Recognize Human Firewalls: Every team member is a firewall. Train your staff to recognize attacks and empower them to stop threats before damage is done.

Establish Annual Security Awareness Training: Implement regular security awareness training to increase staff’s awareness of potential red flags.

Conduct Assessment and Feedback: Run post-training tests or surveys to gauge staff’s understanding and the effectiveness of the training.

Implement Your Own Phishing Campaigns: Launch phishing campaigns to raise staff awareness of social engineering tactics.

Give Remedial Training: After the phishing tests, provide additional training for those who fail. Adjust the campaign cadence based on results.

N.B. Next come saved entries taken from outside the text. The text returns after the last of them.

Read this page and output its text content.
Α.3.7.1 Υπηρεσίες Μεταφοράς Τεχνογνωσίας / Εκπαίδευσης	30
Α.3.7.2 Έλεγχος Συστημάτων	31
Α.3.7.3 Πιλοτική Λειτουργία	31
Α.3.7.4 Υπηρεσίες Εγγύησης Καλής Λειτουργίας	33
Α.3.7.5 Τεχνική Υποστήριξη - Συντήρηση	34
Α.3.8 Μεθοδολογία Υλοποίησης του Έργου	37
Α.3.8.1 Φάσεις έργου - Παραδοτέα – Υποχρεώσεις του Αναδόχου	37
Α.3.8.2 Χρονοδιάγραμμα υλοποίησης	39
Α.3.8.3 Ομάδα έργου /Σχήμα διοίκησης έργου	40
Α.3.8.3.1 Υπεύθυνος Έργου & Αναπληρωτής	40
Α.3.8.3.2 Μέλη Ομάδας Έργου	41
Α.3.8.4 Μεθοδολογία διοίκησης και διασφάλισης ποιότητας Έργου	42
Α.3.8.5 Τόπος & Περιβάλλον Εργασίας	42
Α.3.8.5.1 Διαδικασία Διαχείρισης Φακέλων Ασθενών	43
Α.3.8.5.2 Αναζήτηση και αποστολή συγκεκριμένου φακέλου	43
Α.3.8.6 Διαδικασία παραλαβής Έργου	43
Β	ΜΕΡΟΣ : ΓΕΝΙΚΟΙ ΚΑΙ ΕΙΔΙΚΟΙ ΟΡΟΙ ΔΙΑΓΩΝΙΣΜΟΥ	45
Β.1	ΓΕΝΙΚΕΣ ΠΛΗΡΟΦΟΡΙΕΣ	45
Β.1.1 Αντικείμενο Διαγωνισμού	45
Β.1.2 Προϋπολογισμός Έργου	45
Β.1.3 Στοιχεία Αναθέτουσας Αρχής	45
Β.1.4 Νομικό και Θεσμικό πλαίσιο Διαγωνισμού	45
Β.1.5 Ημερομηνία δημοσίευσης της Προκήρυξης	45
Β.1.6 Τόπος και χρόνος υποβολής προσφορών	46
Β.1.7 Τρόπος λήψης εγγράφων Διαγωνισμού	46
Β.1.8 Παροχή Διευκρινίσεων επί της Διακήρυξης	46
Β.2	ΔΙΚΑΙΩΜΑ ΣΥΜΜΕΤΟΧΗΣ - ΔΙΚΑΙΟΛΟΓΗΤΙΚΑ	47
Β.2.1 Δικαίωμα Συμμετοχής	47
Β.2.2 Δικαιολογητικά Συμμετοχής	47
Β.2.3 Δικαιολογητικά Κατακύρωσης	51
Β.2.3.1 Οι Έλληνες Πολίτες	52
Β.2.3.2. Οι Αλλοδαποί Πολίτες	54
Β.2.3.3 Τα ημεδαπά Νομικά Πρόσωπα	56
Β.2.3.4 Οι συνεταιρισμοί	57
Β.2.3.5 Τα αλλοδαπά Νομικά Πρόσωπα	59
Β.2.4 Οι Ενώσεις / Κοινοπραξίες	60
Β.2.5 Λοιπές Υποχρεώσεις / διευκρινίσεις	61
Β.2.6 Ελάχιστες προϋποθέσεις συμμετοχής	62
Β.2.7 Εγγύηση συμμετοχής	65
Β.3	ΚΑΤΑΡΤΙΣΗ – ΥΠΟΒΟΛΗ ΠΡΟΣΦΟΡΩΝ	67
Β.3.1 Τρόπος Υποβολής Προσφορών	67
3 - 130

Run Incident Response Testing: Regularly test your incident response, business continuity and disaster recovery plans to identify issues and technical problems.

Hold Tabletop Exercises: Simulate cyber events with tabletop exercises to prepare staff for real-world scenarios. Use feedback from staff to refine the process.

Educating employees about cybersecurity threats is no longer optional; it’s a necessity for law firms. As the adage goes, “an ounce of prevention is worth a pound of cure.” The costs of a cyberattack, both in terms of financial losses and reputational damage, are far greater than the investment required to educate and prepare your staff.

Remember: It is the law firms that proactively train and educate their employees that stand a better chance of preventing, mitigating and recovering from cyberattacks.